Grouped similarity search - DashVector - Alibaba Cloud Documentation Center

This topic describes how to group the return values of a vector search.

Background

In some scenarios, the return values of a vector search need to be grouped. Here are some examples:

In a retrieval-augmented generation (RAG) system, a document is often split into multiple segments, and each segment is vectorized and stored in DashVector. To obtain diverse results in a vector search, users hope that the most similar segments from different documents are returned.
In the product image retrieval scenario, multiple images are often created for a product, and each image is vectorized and stored in DashVector. To obtain diverse results in a vector search, users hope that the most similar images of different products are returned.

DashVector supports the grouped vector search feature, which allows you to call the grouped document search operation and set group_by_field to the document ID and product ID respectively in the above scenarios. For more information, see Grouped document search.

Example

Prerequisites

A cluster is created. For more information, see Create a cluster.
An API key is obtained. For more information, see Manage API keys.
The SDK of the latest version is installed. For more information, see Install DashVector SDK.

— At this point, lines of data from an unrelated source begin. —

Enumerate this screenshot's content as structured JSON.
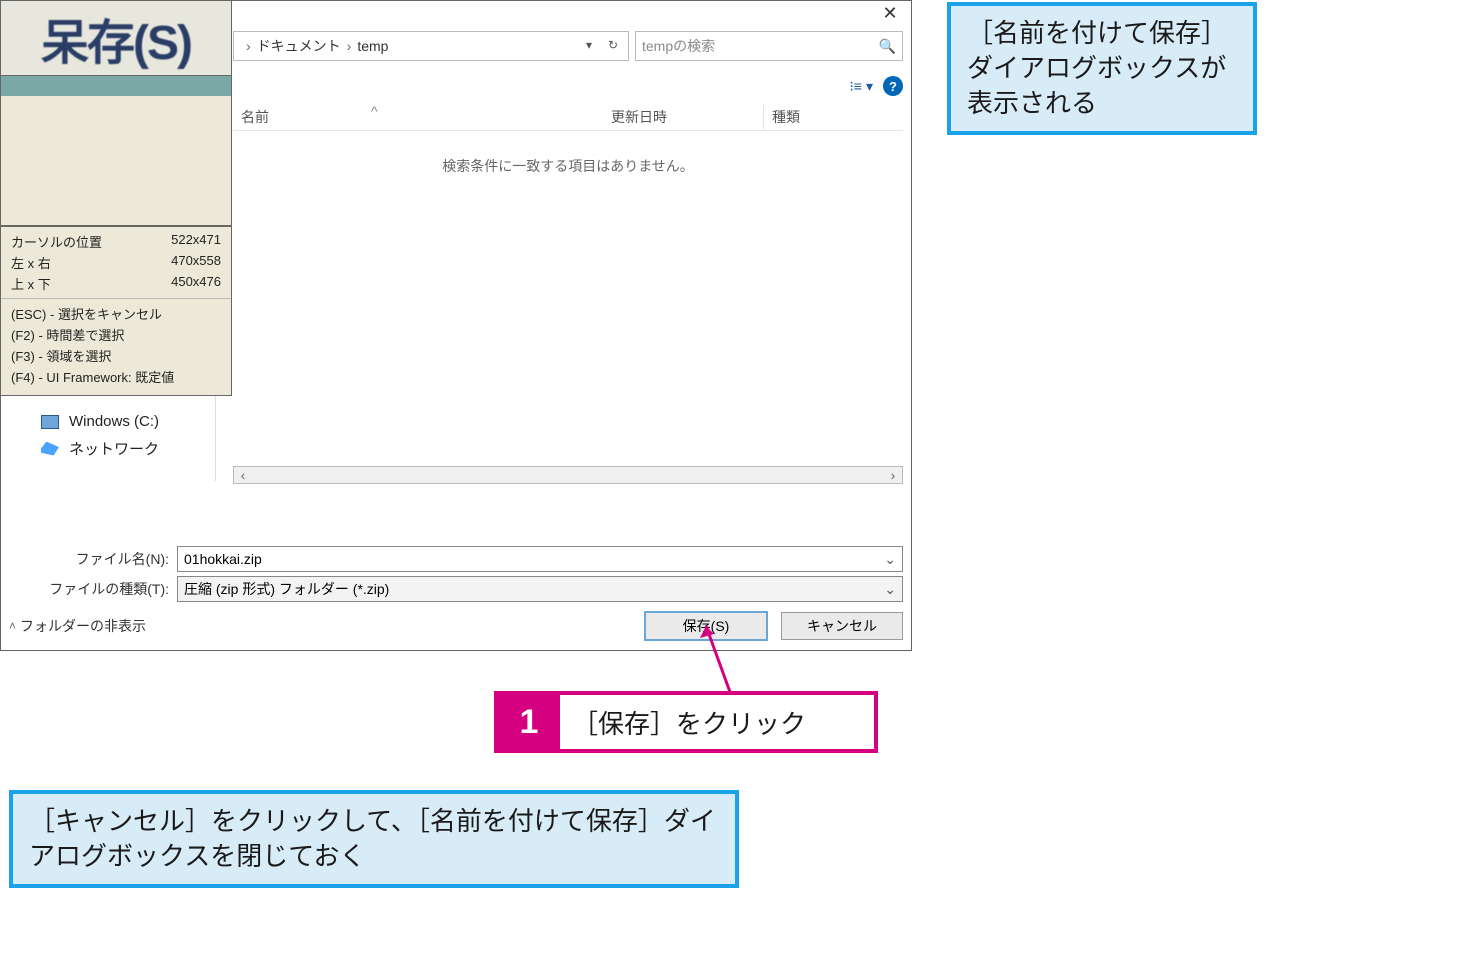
{
  "dialog": {
    "close_char": "✕",
    "breadcrumb": {
      "seg1": "ドキュメント",
      "seg2": "temp"
    },
    "addr_dropdown_char": "▾",
    "refresh_char": "↻",
    "search_placeholder": "tempの検索",
    "view_dropdown_char": "▾",
    "help_char": "?",
    "columns": {
      "name": "名前",
      "date": "更新日時",
      "kind": "種類",
      "sort_char": "^"
    },
    "empty_message": "検索条件に一致する項目はありません。",
    "side_items": {
      "drive": "Windows (C:)",
      "network": "ネットワーク"
    },
    "filename_label": "ファイル名(N):",
    "filename_value": "01hokkai.zip",
    "filetype_label": "ファイルの種類(T):",
    "filetype_value": "圧縮 (zip 形式) フォルダー (*.zip)",
    "hide_folders": "フォルダーの非表示",
    "save_btn": "保存(S)",
    "cancel_btn": "キャンセル",
    "dd_char": "⌄",
    "hscroll_left": "‹",
    "hscroll_right": "›"
  },
  "overlay": {
    "title_fragment": "呆存(S)",
    "stats": {
      "cursor_label": "カーソルの位置",
      "cursor_val": "522x471",
      "lr_label": "左 x 右",
      "lr_val": "470x558",
      "tb_label": "上 x 下",
      "tb_val": "450x476"
    },
    "keys": {
      "esc": "(ESC) - 選択をキャンセル",
      "f2": "(F2)   - 時間差で選択",
      "f3": "(F3)   - 領域を選択",
      "f4": "(F4)   - UI Framework: 既定値"
    }
  },
  "callouts": {
    "top": "［名前を付けて保存］ダイアログボックスが表示される",
    "step_num": "1",
    "step_text": "［保存］をクリック",
    "bottom": "［キャンセル］をクリックして、［名前を付けて保存］ダイアログボックスを閉じておく"
  },
  "aux": {
    "view_icon": "⁝≡"
  }
}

Insert documents with fields

Note

You need to replace YOUR_API_KEY with your API key and YOUR_CLUSTER_ENDPOINT with the endpoint of your cluster in the sample code for the code to run properly.

import dashvector
import numpy as np

client = dashvector.Client(
    api_key='YOUR_API_KEY',
    endpoint='YOUR_CLUSTER_ENDPOINT'
)
ret = client.create(
    name='group_by_demo',
    dimension=4,
    fields_schema={'document_id': str, 'chunk_id': int}
)
assert ret

collection = client.get(name='group_by_demo')

ret = collection.insert([
    ('1', np.random.rand(4), {'document_id': 'paper-01', 'chunk_id': 1, 'content': 'xxxA'}),
    ('2', np.random.rand(4), {'document_id': 'paper-01', 'chunk_id': 2, 'content': 'xxxB'}),
    ('3', np.random.rand(4), {'document_id': 'paper-02', 'chunk_id': 1, 'content': 'xxxC'}),
    ('4', np.random.rand(4), {'document_id': 'paper-02', 'chunk_id': 2, 'content': 'xxxD'}),
    ('5', np.random.rand(4), {'document_id': 'paper-02', 'chunk_id': 3, 'content': 'xxxE'}),
    ('6', np.random.rand(4), {'document_id': 'paper-03', 'chunk_id': 1, 'content': 'xxxF'}),
])
assert ret

Perform a grouped vector search

ret = collection.query_group_by(
    vector=[0.1, 0.2, 0.3, 0.4],
    group_by_field='document_id',  # Group return results by the value of the document_id field.
    group_count=2,  # Return two groups.
    group_topk=2,   # Return up to two documents from each group.
)
# Check whether the operation is successful.
if ret:
    print('query_group_by success')
    print(len(ret))
    print('------------------------')
    for group in ret:
        print('group key:', group.group_id)
        for doc in group.docs:
            prefix = ' -'
            print(prefix, doc)

The sample output is as follows:

query_group_by success
4
------------------------
group key: paper-01
 - {"id": "2", "fields": {"document_id": "paper-01", "chunk_id": 2, "content": "xxxB"}, "score": 0.6807}
 - {"id": "1", "fields": {"document_id": "paper-01", "chunk_id": 1, "content": "xxxA"}, "score": 0.4289}
group key: paper-02
 - {"id": "3", "fields": {"document_id": "paper-02", "chunk_id": 1, "content": "xxxC"}, "score": 0.6553}
 - {"id": "5", "fields": {"document_id": "paper-02", "chunk_id": 3, "content": "xxxE"}, "score": 0.4401}

Limitations

Important

For the group_by_field parameter, you can specify only a field that is defined by using the fields_schema parameter when you create a collection. Schema-free fields do not support grouped search. For more information, see Create a collection and Schema-free.
group_count and group_topk are best-effort parameters. Their return values may be smaller than the specified values. DashVector gives a higher priority to group_count.
Larger values of group_count and group_topk increase the index scan workload, thereby increasing the time required for the API call. At present, the maximum value of group_count is 64 and that of group_topk is 16.